We began to work on some possible routes and connections, trying to get them everywhere they wanted to be in only two short weeks. This is the kind of challenge I thrive on and we spent hours researching modes of transportation and destinations. My dad was especially interested in Vietnam so I added Hanoi to their itinerary. We took out the four day trek Roem and I barely survived (okay that was just me) and swapped out Luang Prabang for a few days in Hanoi and one more day in Saigon. My mom replaced out a few of our more “primitive” hotels and did a ton of research on the destinations, learning every useful tip on the internet.
I still worried about my dad. See, he prefers more “Americanized” food than the more adventurous females in his family. Our suggestions of Thai or Vietnamese restaurants are usually met with a grimace of distaste and a suggestion for Italian. But to my surprise he fully embraced the challenge. He did a ton of research on Travelfish and watched every episode of House Hunters International and No Reservations with Anthony Bourdain ever filmed in Asia. He bookmarked websites, took notes and has become basically the most informed traveler I have ever come across.
I admit my eyes tear up just thinking of them decked out in wick away shirts and matching khaki pants with their rolling duffles about to plunge headfirst into Bangkok. I am just so PROUD of them. I wish I was there to hold my Mom’s hand when she freaks out on her first tuk tuk ride or take a walk with my Dad at the crack of dawn when he can’t sleep because of jetlag. I want to be there to help them order the perfect plate of steaming noodles or exclaim over the cheap price of a huge bottle of Chang beer. I even want to bring them back some coconut water when they puke their guts out after some bad food (fingers crossed that doesn’t happen). But this is their trip. They know it inside and out and are ready for whatever comes their way.
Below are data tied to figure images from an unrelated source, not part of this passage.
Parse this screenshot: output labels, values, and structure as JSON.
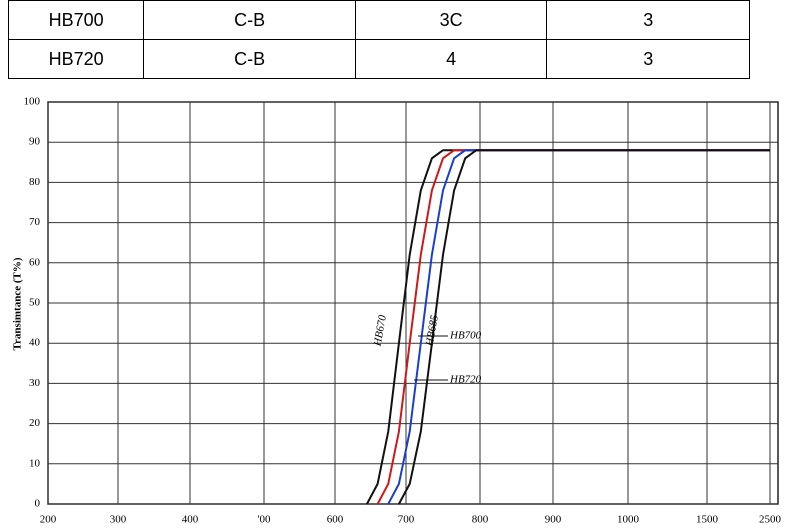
{
  "table": {
    "rows": [
      [
        "HB700",
        "C-B",
        "3C",
        "3"
      ],
      [
        "HB720",
        "C-B",
        "4",
        "3"
      ]
    ]
  },
  "chart_data": {
    "type": "line",
    "y_label": "Transimtance (T%)",
    "xticks": [
      200,
      300,
      400,
      {
        "value": 500,
        "label": "'00"
      },
      600,
      700,
      800,
      900,
      1000,
      1500,
      2500
    ],
    "xlim": [
      200,
      2500
    ],
    "ylim": [
      0,
      100
    ],
    "yticks": [
      0,
      10,
      20,
      30,
      40,
      50,
      60,
      70,
      80,
      90,
      100
    ],
    "grid": true,
    "series": [
      {
        "name": "HB670",
        "color": "#111111",
        "x": [
          645,
          660,
          675,
          690,
          705,
          720,
          735,
          750,
          800,
          1000,
          2500
        ],
        "values": [
          0,
          5,
          18,
          40,
          62,
          78,
          86,
          88,
          88,
          88,
          88
        ]
      },
      {
        "name": "HB685",
        "color": "#d01818",
        "x": [
          660,
          675,
          690,
          705,
          720,
          735,
          750,
          765,
          800,
          1000,
          2500
        ],
        "values": [
          0,
          5,
          18,
          40,
          62,
          78,
          86,
          88,
          88,
          88,
          88
        ]
      },
      {
        "name": "HB700",
        "color": "#1a3fd0",
        "x": [
          675,
          690,
          705,
          720,
          735,
          750,
          765,
          780,
          800,
          1000,
          2500
        ],
        "values": [
          0,
          5,
          18,
          40,
          62,
          78,
          86,
          88,
          88,
          88,
          88
        ]
      },
      {
        "name": "HB720",
        "color": "#111111",
        "x": [
          690,
          705,
          720,
          735,
          750,
          765,
          780,
          795,
          820,
          1000,
          2500
        ],
        "values": [
          0,
          5,
          18,
          40,
          62,
          78,
          86,
          88,
          88,
          88,
          88
        ]
      }
    ]
  }
}
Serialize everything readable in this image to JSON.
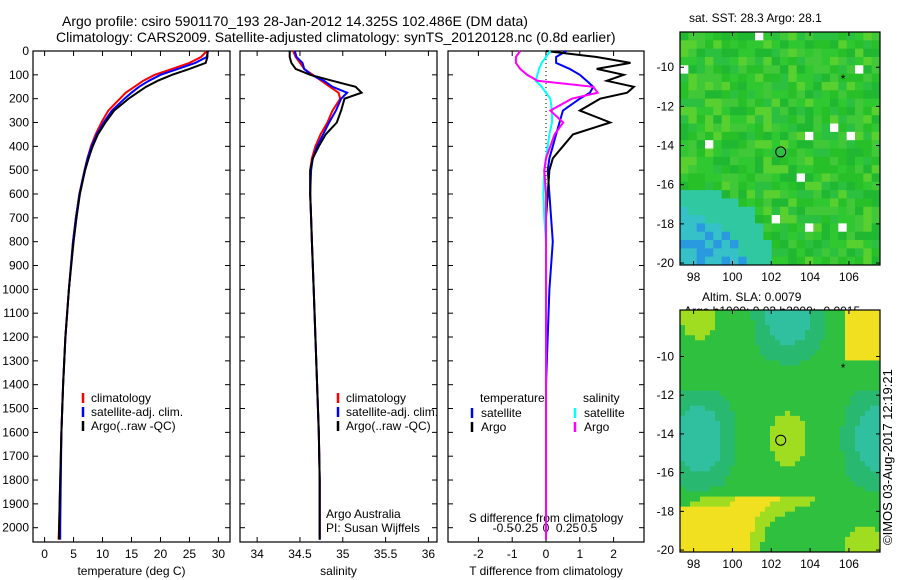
{
  "title": {
    "line1": "Argo profile: csiro 5901170_193 28-Jan-2012 14.325S 102.486E (DM data)",
    "line2": "Climatology: CARS2009. Satellite-adjusted climatology: synTS_20120128.nc (0.8d earlier)"
  },
  "footer_stamp": "©IMOS 03-Aug-2017 12:19:21",
  "colors": {
    "climatology": "#ff0000",
    "satellite": "#0000ff",
    "argo": "#000000",
    "sal_satellite": "#00ffff",
    "sal_argo": "#ff00ff"
  },
  "chart_data": [
    {
      "type": "line",
      "xlabel": "temperature (deg C)",
      "ylabel": "",
      "xlim": [
        -2,
        32
      ],
      "ylim": [
        2060,
        0
      ],
      "xticks": [
        "0",
        "5",
        "10",
        "15",
        "20",
        "25",
        "30"
      ],
      "xtick_values": [
        0,
        5,
        10,
        15,
        20,
        25,
        30
      ],
      "yticks": [
        "0",
        "100",
        "200",
        "300",
        "400",
        "500",
        "600",
        "700",
        "800",
        "900",
        "1000",
        "1100",
        "1200",
        "1300",
        "1400",
        "1500",
        "1600",
        "1700",
        "1800",
        "1900",
        "2000"
      ],
      "depth": [
        0,
        25,
        50,
        75,
        100,
        125,
        150,
        175,
        200,
        250,
        300,
        350,
        400,
        450,
        500,
        600,
        700,
        800,
        1000,
        1200,
        1400,
        1600,
        1800,
        2000,
        2050
      ],
      "series": [
        {
          "name": "climatology",
          "color_key": "climatology",
          "values": [
            28,
            27,
            25,
            22,
            19,
            17,
            15.5,
            14,
            13,
            11,
            9.8,
            8.8,
            8,
            7.4,
            6.9,
            6.0,
            5.4,
            4.9,
            4.2,
            3.6,
            3.2,
            2.9,
            2.7,
            2.5,
            2.4
          ]
        },
        {
          "name": "satellite-adj. clim.",
          "color_key": "satellite",
          "values": [
            28.2,
            28,
            26,
            23,
            20,
            18,
            16.3,
            15,
            13.8,
            11.6,
            10.2,
            9.0,
            8.1,
            7.4,
            6.9,
            6.0,
            5.4,
            4.9,
            4.2,
            3.6,
            3.2,
            2.9,
            2.8,
            2.7,
            2.7
          ]
        },
        {
          "name": "Argo(..raw -QC)",
          "color_key": "argo",
          "values": [
            28.1,
            28.1,
            27.8,
            25,
            22,
            19.5,
            17.5,
            16,
            14.5,
            12,
            10.5,
            9.2,
            8.3,
            7.6,
            7.0,
            6.1,
            5.5,
            5.0,
            4.2,
            3.6,
            3.2,
            2.9,
            2.7,
            2.5,
            2.5
          ]
        }
      ],
      "legend": [
        "climatology",
        "satellite-adj. clim.",
        "Argo(..raw -QC)"
      ]
    },
    {
      "type": "line",
      "xlabel": "salinity",
      "xlim": [
        33.8,
        36.1
      ],
      "ylim": [
        2060,
        0
      ],
      "xticks": [
        "34",
        "34.5",
        "35",
        "35.5",
        "36"
      ],
      "xtick_values": [
        34,
        34.5,
        35,
        35.5,
        36
      ],
      "depth": [
        0,
        25,
        50,
        75,
        100,
        125,
        150,
        175,
        200,
        250,
        300,
        350,
        400,
        450,
        500,
        600,
        700,
        800,
        1000,
        1200,
        1400,
        1600,
        1800,
        2000,
        2050
      ],
      "series": [
        {
          "name": "climatology",
          "color_key": "climatology",
          "values": [
            34.42,
            34.45,
            34.5,
            34.55,
            34.65,
            34.75,
            34.85,
            34.95,
            34.97,
            34.88,
            34.82,
            34.74,
            34.68,
            34.64,
            34.62,
            34.62,
            34.63,
            34.64,
            34.66,
            34.68,
            34.7,
            34.72,
            34.73,
            34.73,
            34.73
          ]
        },
        {
          "name": "satellite-adj. clim.",
          "color_key": "satellite",
          "values": [
            34.44,
            34.46,
            34.53,
            34.55,
            34.63,
            34.78,
            34.88,
            35.05,
            34.98,
            34.92,
            34.84,
            34.77,
            34.7,
            34.65,
            34.63,
            34.62,
            34.63,
            34.64,
            34.66,
            34.68,
            34.7,
            34.72,
            34.73,
            34.73,
            34.73
          ]
        },
        {
          "name": "Argo(..raw -QC)",
          "color_key": "argo",
          "values": [
            34.38,
            34.38,
            34.4,
            34.45,
            34.62,
            34.88,
            35.15,
            35.22,
            35.02,
            34.98,
            34.93,
            34.8,
            34.72,
            34.65,
            34.62,
            34.62,
            34.63,
            34.64,
            34.66,
            34.68,
            34.7,
            34.72,
            34.73,
            34.73,
            34.73
          ]
        }
      ],
      "legend": [
        "climatology",
        "satellite-adj. clim.",
        "Argo(..raw -QC)"
      ],
      "annotation": [
        "Argo Australia",
        "PI: Susan Wijffels"
      ]
    },
    {
      "type": "line",
      "xlabel": "T difference from climatology",
      "xlabel_top": "S difference from climatology",
      "xlim": [
        -2.9,
        2.9
      ],
      "ylim": [
        2060,
        0
      ],
      "xticks": [
        "-2",
        "-1",
        "0",
        "1",
        "2"
      ],
      "xtick_values": [
        -2,
        -1,
        0,
        1,
        2
      ],
      "s_xticks": [
        "-0.5",
        "-0.25",
        "0",
        "0.25",
        "0.5"
      ],
      "s_xtick_values": [
        -0.5,
        -0.25,
        0,
        0.25,
        0.5
      ],
      "depth": [
        0,
        25,
        50,
        75,
        100,
        125,
        150,
        175,
        200,
        250,
        300,
        350,
        400,
        450,
        500,
        600,
        700,
        800,
        1000,
        1200,
        1400,
        1600,
        1800,
        2000,
        2050
      ],
      "series": [
        {
          "name": "temperature satellite",
          "color_key": "satellite",
          "scale": "T",
          "values": [
            0.6,
            0.3,
            0.3,
            0.7,
            1.0,
            1.2,
            1.4,
            1.3,
            1.0,
            0.5,
            0.4,
            0.3,
            0.2,
            0.1,
            0.05,
            0.1,
            0.15,
            0.2,
            0.1,
            0.05,
            0.0,
            0.0,
            0.0,
            0.0,
            0.0
          ]
        },
        {
          "name": "temperature Argo",
          "color_key": "argo",
          "scale": "T",
          "values": [
            0,
            1.5,
            2.5,
            1.5,
            2.3,
            1.8,
            2.6,
            2.4,
            1.6,
            1.0,
            1.9,
            0.8,
            0.5,
            0.2,
            0.1,
            0.05,
            0.0,
            0.0,
            0.0,
            0.0,
            0.0,
            0.0,
            0.0,
            0.0,
            0.0
          ]
        },
        {
          "name": "salinity satellite",
          "color_key": "sal_satellite",
          "scale": "S",
          "values": [
            0.05,
            0.0,
            -0.05,
            -0.08,
            -0.1,
            -0.12,
            -0.05,
            0.0,
            0.05,
            0.07,
            0.07,
            0.04,
            0.02,
            0.0,
            -0.02,
            -0.03,
            -0.02,
            0.0,
            0.0,
            0.0,
            0.0,
            0.0,
            0.0,
            0.0,
            0.0
          ]
        },
        {
          "name": "salinity Argo",
          "color_key": "sal_argo",
          "scale": "S",
          "values": [
            -0.3,
            -0.35,
            -0.35,
            -0.3,
            -0.22,
            -0.1,
            0.55,
            0.6,
            0.3,
            0.05,
            0.2,
            0.1,
            0.05,
            0.0,
            -0.02,
            0.0,
            0.0,
            0.0,
            0.0,
            0.0,
            0.0,
            0.0,
            0.0,
            0.0,
            0.0
          ]
        }
      ],
      "legend": {
        "temperature_title": "temperature",
        "salinity_title": "salinity",
        "satellite": "satellite",
        "argo": "Argo"
      }
    },
    {
      "type": "heatmap",
      "title": "sat. SST: 28.3 Argo: 28.1",
      "xticks": [
        "98",
        "100",
        "102",
        "104",
        "106"
      ],
      "yticks": [
        "-10",
        "-12",
        "-14",
        "-16",
        "-18",
        "-20"
      ],
      "xlim": [
        97.3,
        107.6
      ],
      "ylim": [
        -20.1,
        -8.2
      ]
    },
    {
      "type": "heatmap",
      "title": "Altim. SLA: 0.0079",
      "subtitle": "Argo h1000: 0.03 h2000: -0.0015",
      "xticks": [
        "98",
        "100",
        "102",
        "104",
        "106"
      ],
      "yticks": [
        "-10",
        "-12",
        "-14",
        "-16",
        "-18",
        "-20"
      ],
      "xlim": [
        97.3,
        107.6
      ],
      "ylim": [
        -20.1,
        -7.6
      ]
    }
  ]
}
My parents truly embody the spirit here at White Picket Passport as there is really no time like the present to get out there and experience the world. I plan to keep you all updated on their travels and will do my best to persuade both of them to write a guest post.
“Twenty years from now you will be more disappointed by the things you didn’t do than by the ones you did do. So throw off the bowlines, sail away from the safe harbor. Catch the trade winds in your sails. Explore. Dream. Discover.”
– Mark Twain
We love you Mom and Dad! Bon Voyage.